EGIDIUSLIED refrein: Egidius, waer bestu bleven Mi lanct na di, gheselle mijn. Du coors die doot, du liets mi tleven. Dat was gheselcap, goet ende fijn: Het sceen teen moeste ghestorven sijn. (dat we samen zouden sterven) Nu bestu in den troon verheven Claerre dan der zonnen scijn; Alle vruecht es di ghegheven (refrein) Nu bid vor mi, ic moet noch sneven (voortstrompelen) Ende in de weerelt liden pijn.

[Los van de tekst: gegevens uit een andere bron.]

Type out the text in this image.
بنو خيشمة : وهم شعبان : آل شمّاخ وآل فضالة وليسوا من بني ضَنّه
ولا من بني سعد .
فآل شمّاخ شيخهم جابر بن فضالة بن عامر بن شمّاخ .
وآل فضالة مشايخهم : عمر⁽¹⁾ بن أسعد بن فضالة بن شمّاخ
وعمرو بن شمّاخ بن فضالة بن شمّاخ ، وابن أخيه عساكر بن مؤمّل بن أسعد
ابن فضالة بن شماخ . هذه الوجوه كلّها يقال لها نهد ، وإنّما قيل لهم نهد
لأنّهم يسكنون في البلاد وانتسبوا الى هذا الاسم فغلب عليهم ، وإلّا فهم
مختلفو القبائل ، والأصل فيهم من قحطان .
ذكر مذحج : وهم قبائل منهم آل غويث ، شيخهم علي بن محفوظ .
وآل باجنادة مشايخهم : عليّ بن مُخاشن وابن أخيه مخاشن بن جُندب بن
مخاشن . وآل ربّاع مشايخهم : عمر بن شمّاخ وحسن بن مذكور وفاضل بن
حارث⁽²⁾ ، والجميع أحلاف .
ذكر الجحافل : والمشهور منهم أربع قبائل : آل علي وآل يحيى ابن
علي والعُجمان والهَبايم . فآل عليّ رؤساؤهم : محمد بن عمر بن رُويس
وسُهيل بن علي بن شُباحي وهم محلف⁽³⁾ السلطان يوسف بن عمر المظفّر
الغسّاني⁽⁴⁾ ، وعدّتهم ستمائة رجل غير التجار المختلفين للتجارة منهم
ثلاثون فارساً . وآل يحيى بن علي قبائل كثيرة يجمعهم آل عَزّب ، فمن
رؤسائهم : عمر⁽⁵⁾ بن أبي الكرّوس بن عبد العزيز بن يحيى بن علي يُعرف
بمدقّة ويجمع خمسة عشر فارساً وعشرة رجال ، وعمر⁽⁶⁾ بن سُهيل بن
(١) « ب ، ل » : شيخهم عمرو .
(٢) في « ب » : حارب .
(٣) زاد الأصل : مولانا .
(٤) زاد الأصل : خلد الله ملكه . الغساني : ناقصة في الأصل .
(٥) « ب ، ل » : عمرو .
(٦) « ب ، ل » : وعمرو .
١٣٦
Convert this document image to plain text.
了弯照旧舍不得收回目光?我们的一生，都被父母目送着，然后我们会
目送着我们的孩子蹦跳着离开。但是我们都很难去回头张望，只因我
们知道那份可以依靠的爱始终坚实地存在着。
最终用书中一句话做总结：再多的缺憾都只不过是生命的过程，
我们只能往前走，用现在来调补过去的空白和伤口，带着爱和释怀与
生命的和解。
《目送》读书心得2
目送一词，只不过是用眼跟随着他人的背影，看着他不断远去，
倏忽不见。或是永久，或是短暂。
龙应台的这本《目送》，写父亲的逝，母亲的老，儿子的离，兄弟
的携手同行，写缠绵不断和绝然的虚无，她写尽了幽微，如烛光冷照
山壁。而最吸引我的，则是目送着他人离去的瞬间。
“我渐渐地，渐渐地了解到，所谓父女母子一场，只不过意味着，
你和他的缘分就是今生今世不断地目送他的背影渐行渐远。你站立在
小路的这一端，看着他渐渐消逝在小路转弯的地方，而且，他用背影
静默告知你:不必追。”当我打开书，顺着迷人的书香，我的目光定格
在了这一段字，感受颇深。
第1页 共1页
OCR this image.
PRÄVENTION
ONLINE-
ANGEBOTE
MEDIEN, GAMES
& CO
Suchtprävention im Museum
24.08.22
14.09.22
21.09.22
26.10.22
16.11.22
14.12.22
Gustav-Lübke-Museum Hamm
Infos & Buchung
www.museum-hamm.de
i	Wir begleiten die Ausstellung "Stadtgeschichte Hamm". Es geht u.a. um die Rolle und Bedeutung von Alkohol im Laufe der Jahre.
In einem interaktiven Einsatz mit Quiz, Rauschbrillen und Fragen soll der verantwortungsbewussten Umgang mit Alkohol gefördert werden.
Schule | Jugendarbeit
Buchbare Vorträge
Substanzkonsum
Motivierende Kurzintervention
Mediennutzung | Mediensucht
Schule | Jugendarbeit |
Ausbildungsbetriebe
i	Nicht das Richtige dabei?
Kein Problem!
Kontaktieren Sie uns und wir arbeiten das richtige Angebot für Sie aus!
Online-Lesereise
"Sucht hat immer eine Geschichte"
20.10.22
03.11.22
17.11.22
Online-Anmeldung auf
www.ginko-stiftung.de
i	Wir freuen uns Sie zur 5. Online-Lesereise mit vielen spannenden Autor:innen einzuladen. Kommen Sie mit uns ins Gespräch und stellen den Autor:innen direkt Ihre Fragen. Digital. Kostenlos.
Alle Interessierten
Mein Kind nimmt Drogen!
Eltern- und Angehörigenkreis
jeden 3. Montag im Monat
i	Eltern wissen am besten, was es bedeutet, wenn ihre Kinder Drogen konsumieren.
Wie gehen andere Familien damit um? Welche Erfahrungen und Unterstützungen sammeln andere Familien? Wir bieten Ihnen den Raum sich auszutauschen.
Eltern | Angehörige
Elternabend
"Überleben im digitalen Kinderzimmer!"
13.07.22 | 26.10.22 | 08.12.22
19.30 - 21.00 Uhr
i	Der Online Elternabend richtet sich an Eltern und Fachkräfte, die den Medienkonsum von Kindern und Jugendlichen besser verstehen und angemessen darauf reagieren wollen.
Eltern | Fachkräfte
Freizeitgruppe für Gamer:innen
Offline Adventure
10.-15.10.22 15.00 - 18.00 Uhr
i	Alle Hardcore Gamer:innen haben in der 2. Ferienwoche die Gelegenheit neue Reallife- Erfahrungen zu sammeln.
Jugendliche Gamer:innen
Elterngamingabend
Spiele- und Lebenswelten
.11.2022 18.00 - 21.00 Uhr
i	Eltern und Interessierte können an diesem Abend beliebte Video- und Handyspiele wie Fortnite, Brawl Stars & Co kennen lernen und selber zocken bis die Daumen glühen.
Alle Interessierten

Verware mijn stede di beneven (mijn plaats naast jou) Ik moet noch zinghen een liedekijn Nochtan moet emmer ghestorven sijn (toch moeten allen sterven) (refrein) --- De VRAAG is... drie tegenstellingen tussen de beide strofes.. Ik heb bedacht: strofe 1: Gaat over (het leven en de dood van) Egidius strofe 2: Gaat over (het leven van) de geliefde ná de dood van Egidius strofe 1: Heeft een positieve inhoud (“gheselscap, goet ende fijn (…) Claerre dan der zonnen scijn; Alle vruecht es di ghegheven.”) strofe 2: Heeft een negatieve inhoud (voort moeten strompelen; pijn lijden in de wereld) kan iemand mij op weg helpen richting het zien van een derde tegenstelling???????? :) Bedankt alvast! Groeten Noor |
Ik zou nog door willen gaan op het positieve en negatieve element:
de eerste strofe spreekt over de dood als iets moois en de tweede over het leven waarin je lijdt. Egidius heeft zelfmoord gepleegd (toch?) en gekozen voor de dood. Nu jammert de geliefde over het feit dat ze niet samen naar de andere kant van het leven zijn gegaan, maar Egidius als eerste is gegaan naar dit "prachtige na-leven". Dit, terwijl de geliefde nog steeds vast zit in het lijdende leven. |
Als je nou even zoekt op Aegidius heb je meer hits.
|
Alle tijden zijn GMT +1. Het is nu 07:48. |
Powered by vBulletin® Version 3.8.8
Copyright ©2000 - 2025, Jelsoft Enterprises Ltd.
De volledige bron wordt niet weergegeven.